In December 2024, Amazon announced it was launching a new lab led by David Luan that would build AI agents that can “handle complex workflows.”
Only around 20 employees remained at Adept after the Amazon deal. Bloomberg noted only four people currently list Adept as their employer on LinkedIn.
1. Microsoft and Inflection
Microsoft kicked off the reverse acquihire trend last March when it agreed to pay chatbot startup Inflection about $653 million in a deal that effectively gutted the startup. The move included hiring founders Mustafa Suleyman and Karén Simonya and most of Inflection’s staff. Around $620 million was for nonexclusive licensing rights to Inflection’s AI models, and a $33 million payment for Inflection to waive any legal claims related to the hiring of its staff.
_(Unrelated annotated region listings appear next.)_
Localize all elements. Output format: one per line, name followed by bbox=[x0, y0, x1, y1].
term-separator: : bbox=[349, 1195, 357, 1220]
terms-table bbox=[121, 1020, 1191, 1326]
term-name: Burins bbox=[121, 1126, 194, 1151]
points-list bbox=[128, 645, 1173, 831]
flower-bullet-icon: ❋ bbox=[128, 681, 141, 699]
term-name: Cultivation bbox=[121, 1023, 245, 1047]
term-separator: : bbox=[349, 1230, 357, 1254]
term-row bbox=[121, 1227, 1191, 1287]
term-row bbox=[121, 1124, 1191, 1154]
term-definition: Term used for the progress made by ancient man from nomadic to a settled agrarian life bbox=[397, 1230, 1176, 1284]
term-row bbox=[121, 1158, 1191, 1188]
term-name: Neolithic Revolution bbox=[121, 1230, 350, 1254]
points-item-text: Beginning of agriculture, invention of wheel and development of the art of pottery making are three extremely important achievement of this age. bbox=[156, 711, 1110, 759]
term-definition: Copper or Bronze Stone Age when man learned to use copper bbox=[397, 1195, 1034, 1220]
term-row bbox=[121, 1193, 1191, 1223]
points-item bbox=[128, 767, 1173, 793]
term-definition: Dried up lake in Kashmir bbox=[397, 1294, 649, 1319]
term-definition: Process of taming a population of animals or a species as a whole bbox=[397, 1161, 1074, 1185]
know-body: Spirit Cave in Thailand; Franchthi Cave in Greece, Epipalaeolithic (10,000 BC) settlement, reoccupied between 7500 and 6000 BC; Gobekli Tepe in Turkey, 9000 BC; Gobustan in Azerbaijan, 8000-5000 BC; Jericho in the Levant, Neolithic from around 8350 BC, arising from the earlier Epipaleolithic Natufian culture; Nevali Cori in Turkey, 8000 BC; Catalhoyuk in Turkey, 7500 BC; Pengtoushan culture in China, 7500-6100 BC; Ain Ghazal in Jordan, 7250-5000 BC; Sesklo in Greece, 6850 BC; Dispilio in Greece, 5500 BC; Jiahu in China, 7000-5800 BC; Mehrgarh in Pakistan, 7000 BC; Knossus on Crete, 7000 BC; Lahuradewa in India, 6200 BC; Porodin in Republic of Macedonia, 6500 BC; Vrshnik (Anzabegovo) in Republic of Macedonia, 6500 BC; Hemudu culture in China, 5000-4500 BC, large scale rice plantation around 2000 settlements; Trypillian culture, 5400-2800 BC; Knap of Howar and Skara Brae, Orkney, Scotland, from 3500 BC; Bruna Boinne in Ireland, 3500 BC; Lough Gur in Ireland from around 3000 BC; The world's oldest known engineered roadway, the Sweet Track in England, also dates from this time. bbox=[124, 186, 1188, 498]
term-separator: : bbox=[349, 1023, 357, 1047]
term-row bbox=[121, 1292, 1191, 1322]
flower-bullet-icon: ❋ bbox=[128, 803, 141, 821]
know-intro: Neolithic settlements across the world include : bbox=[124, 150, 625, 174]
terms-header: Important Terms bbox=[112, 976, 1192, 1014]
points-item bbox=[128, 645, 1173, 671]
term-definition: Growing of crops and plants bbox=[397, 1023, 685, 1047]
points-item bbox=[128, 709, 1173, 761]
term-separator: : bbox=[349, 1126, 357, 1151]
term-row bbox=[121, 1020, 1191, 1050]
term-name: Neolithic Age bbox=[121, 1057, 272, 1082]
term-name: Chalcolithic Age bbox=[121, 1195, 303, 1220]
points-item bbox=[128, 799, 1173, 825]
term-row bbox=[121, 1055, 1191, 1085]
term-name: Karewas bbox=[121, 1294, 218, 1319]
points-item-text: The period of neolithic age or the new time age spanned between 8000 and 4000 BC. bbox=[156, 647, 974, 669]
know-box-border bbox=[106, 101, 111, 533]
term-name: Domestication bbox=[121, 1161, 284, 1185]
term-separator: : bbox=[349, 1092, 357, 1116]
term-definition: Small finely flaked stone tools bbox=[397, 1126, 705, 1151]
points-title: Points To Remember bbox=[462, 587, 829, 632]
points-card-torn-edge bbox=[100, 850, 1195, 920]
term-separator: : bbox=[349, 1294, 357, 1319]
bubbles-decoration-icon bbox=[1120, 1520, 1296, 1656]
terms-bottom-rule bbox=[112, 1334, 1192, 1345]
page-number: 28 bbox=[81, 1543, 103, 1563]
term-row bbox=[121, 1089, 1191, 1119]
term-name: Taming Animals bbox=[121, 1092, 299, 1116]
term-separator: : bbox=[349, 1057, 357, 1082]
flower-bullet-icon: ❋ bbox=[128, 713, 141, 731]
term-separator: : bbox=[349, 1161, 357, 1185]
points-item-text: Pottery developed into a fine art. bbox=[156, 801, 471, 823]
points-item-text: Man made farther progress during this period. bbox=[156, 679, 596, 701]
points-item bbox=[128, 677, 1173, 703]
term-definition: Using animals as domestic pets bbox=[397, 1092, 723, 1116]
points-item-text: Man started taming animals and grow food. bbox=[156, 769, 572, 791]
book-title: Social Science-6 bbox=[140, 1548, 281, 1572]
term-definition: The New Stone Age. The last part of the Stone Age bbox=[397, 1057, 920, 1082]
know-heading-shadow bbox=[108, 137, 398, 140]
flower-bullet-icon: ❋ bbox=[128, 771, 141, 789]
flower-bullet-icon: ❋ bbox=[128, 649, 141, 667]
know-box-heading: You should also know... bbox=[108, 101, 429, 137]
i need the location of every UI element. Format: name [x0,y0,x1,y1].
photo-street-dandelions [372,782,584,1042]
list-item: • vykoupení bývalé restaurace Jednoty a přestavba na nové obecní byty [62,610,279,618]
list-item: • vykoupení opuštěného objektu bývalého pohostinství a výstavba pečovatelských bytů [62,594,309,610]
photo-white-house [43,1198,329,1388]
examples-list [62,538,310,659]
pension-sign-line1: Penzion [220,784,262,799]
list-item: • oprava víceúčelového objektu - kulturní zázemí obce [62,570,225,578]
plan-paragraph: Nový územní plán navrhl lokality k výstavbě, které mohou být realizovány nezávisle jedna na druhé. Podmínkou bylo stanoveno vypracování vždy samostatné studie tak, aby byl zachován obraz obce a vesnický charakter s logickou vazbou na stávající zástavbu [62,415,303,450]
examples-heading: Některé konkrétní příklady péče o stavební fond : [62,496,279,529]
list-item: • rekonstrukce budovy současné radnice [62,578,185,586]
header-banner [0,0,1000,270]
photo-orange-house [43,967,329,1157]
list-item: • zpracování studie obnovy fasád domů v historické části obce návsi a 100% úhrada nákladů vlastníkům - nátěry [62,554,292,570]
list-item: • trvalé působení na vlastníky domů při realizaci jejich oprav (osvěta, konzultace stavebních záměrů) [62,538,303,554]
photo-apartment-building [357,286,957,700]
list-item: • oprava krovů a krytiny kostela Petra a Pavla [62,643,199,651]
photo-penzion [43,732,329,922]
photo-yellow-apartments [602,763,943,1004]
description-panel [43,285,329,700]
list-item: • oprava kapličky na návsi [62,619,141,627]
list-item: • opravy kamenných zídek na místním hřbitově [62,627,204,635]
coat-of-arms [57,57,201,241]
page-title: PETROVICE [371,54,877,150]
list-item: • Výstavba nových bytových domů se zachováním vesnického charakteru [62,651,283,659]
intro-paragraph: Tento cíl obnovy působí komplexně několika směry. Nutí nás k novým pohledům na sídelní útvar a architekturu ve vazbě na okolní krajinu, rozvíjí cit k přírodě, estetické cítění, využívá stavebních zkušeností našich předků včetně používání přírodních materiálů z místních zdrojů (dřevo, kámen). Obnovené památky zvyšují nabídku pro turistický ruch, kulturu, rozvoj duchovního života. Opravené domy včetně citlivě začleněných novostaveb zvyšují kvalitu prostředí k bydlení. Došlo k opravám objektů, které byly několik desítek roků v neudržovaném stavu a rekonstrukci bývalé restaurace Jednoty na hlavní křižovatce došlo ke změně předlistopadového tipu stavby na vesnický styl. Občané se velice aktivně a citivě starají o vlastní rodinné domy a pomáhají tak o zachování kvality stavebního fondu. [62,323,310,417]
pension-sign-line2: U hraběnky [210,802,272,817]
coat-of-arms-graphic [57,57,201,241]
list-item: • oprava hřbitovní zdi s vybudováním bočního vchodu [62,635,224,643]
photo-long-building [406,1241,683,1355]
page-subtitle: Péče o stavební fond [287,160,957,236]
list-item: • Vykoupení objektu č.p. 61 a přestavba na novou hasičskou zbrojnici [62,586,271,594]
Inflection had raised $1.3 billion in June 2023. However, Bloomberg noted CEO Suleyman was worried about the company’s ability to raise enough funds to stay viable given the size of its competition.
The deal triggered a FTC investigation to determine whether it was designed to avoid antitrust review while allowing Microsoft control over Inflection. Inflection is still in operation, but has changed course to focus from building new AI models to working on AI in the enterprise space.
Sean White, a former Mozilla executive, became the new CEO. White told Bloomberg that Inflection is still in rebuilding mode: “The ship, over time, was slowly replaced, board by board, piece by piece, right? But it was still always the same ship,” he said.